Обвиняемому сообщается приговор, когда тот уже вынесен — в качестве совершившегося факта!

— Нам, мне и Кузнецову, сроков не добавили — мы уже и так имели предел по статье. Но что сделал суд — изменил строгий режим на особый...

К сведению читателей: разница между строгим и особым режимом — громадная. Например, на особом режиме заключенный весь день проводит запертым в камере, у него в два раза меньше свиданий и дозволенных писем, в полтора раза меньше продуктов, чем на строгом, — и все это не на месяц, не на год, а на семь и более лет (я не слыхал, чтобы на «спецу» сидели с меньшими сроками).

— Быстро набрал несколько чемоданов продуктов: на этапе конвоиры помогали тащить. Не свое вез, конечно. Литовцы услышали, что есть этап на «спец», и передали продукты для земляков. Много я привез тогда Паулайтису*.

На спецу голодно было. Помню, кто-то завыл из камеры на часового: «Жрать хочу! Жрать хочу!» — как волк на луну. А тот в ответ: «А я откуда тебе возьму!»

Сблизился я там с одним эстонцем. Твердый был человек... Потом то, он подал помиловку, я сильно удивлялся, мне такое во сне не могло прийти в голову. И с ним произошел разговор, который перевернул всю жизнь.

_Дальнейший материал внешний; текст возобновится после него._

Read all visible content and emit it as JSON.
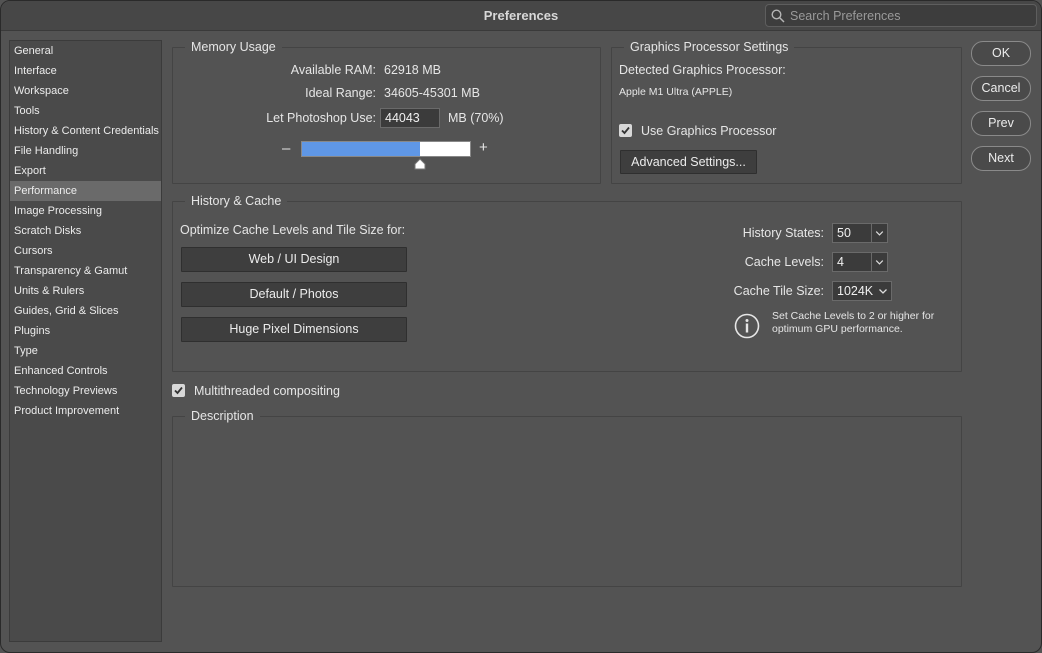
{
  "window": {
    "title": "Preferences"
  },
  "search": {
    "placeholder": "Search Preferences"
  },
  "sidebar": {
    "items": [
      {
        "label": "General"
      },
      {
        "label": "Interface"
      },
      {
        "label": "Workspace"
      },
      {
        "label": "Tools"
      },
      {
        "label": "History & Content Credentials"
      },
      {
        "label": "File Handling"
      },
      {
        "label": "Export"
      },
      {
        "label": "Performance",
        "active": true
      },
      {
        "label": "Image Processing"
      },
      {
        "label": "Scratch Disks"
      },
      {
        "label": "Cursors"
      },
      {
        "label": "Transparency & Gamut"
      },
      {
        "label": "Units & Rulers"
      },
      {
        "label": "Guides, Grid & Slices"
      },
      {
        "label": "Plugins"
      },
      {
        "label": "Type"
      },
      {
        "label": "Enhanced Controls"
      },
      {
        "label": "Technology Previews"
      },
      {
        "label": "Product Improvement"
      }
    ]
  },
  "memory": {
    "title": "Memory Usage",
    "available_label": "Available RAM:",
    "available_value": "62918 MB",
    "ideal_label": "Ideal Range:",
    "ideal_value": "34605-45301 MB",
    "let_use_label": "Let Photoshop Use:",
    "let_use_value": "44043",
    "let_use_unit": "MB (70%)",
    "slider_fraction": 0.7,
    "minus": "–",
    "plus": "+"
  },
  "gpu": {
    "title": "Graphics Processor Settings",
    "detected_label": "Detected Graphics Processor:",
    "detected_value": "Apple M1 Ultra (APPLE)",
    "use_gpu_label": "Use Graphics Processor",
    "use_gpu_checked": true,
    "advanced_button": "Advanced Settings..."
  },
  "history_cache": {
    "title": "History & Cache",
    "optimize_label": "Optimize Cache Levels and Tile Size for:",
    "buttons": [
      "Web / UI Design",
      "Default / Photos",
      "Huge Pixel Dimensions"
    ],
    "history_states_label": "History States:",
    "history_states_value": "50",
    "cache_levels_label": "Cache Levels:",
    "cache_levels_value": "4",
    "tile_size_label": "Cache Tile Size:",
    "tile_size_value": "1024K",
    "info_line1": "Set Cache Levels to 2 or higher for",
    "info_line2": "optimum GPU performance."
  },
  "multithread": {
    "label": "Multithreaded compositing",
    "checked": true
  },
  "description": {
    "title": "Description"
  },
  "actions": {
    "ok": "OK",
    "cancel": "Cancel",
    "prev": "Prev",
    "next": "Next"
  },
  "colors": {
    "accent": "#5f97e6",
    "background": "#535353",
    "panel_border": "#444444"
  }
}
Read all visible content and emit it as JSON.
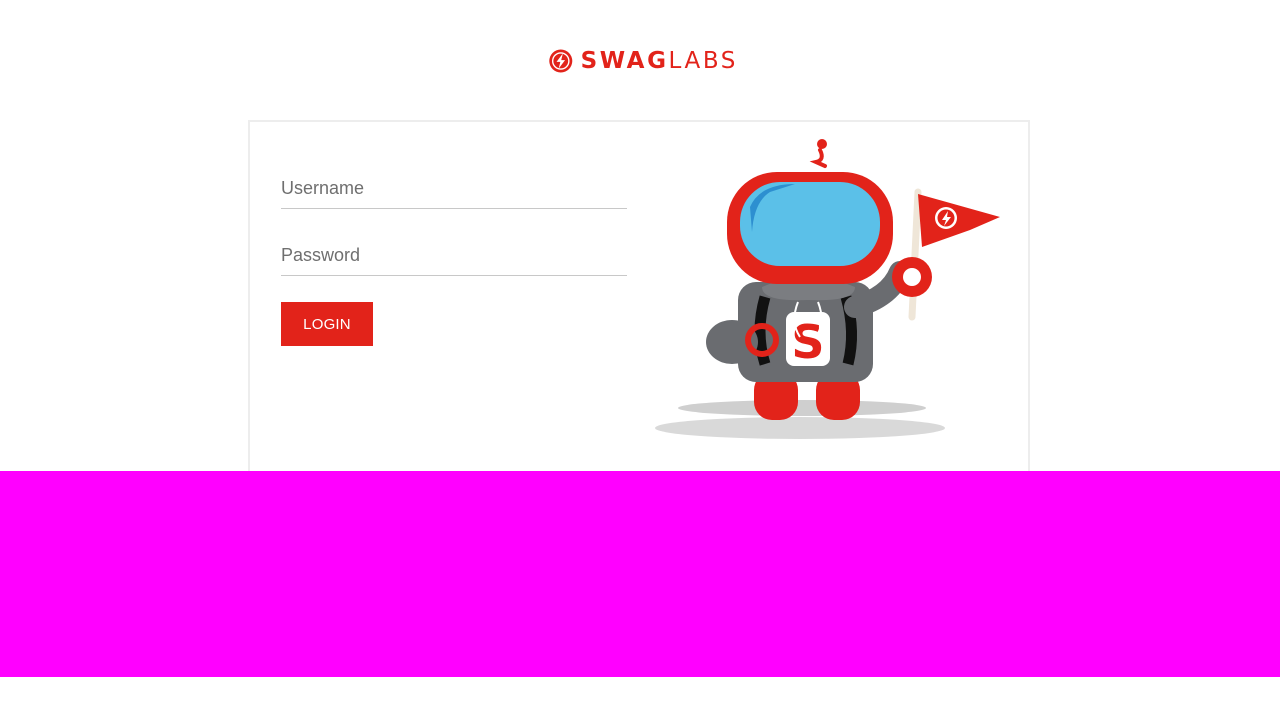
{
  "logo": {
    "text_bold": "SWAG",
    "text_light": "LABS",
    "brand_color": "#e2231a",
    "icon": "lightning-bolt-circle-icon"
  },
  "login_form": {
    "username_placeholder": "Username",
    "username_value": "",
    "password_placeholder": "Password",
    "password_value": "",
    "login_label": "LOGIN"
  },
  "mascot": {
    "icon": "robot-mascot-with-flag-illustration"
  },
  "colors": {
    "accent": "#e2231a",
    "overlay_bar": "#ff00ff",
    "card_border": "#ededed"
  }
}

Рассказывал он про финскую войну — как смотрелась она с той, другой стороны фронта. Описывал с упоением, как гнали русских солдат на финские пулеметы, как раскалялись у финнов стволы, так, что кожа на ладонях у пулеметчиков сгорала, а какой-то идиот все гнал и гнал русских волнами, и они ложились на снег, пока перед траншеями не выросли холмы из русских трупов. Всю ночь после того рассказа я не спал. Думал — хорошо, все сочувствуют финнам, они жертвы агрессии, они защищают родину, герои и мученики, ну, а кто же подумает о русских, о тех, кто легли в снег? Ведь они тоже люди, и тоже жертвы, и с ними обращались безжалостнее и беспощаднее, чем с финнами. Плохие они или хорошие, за правое

 


* Паулайтис Пятрас, литовский богослов и дипломат, отбывающий в Мордовии 33-й год из своего 35-летнего срока за участие в литовском национально-освободительном движении (он был редактором подпольной газеты). Прим. 1980 т.

 

- 202 -

дело или за ложное, они — мой народ! Другого мне Бог не дал! И я буду с ними до конца, я буду защищать своих до конца, всеми силами, которые Бог вложил в мою грудь. Я — русский и буду с русскими и за русских. С той ночи я перестал быть демократом и стал русским патриотом.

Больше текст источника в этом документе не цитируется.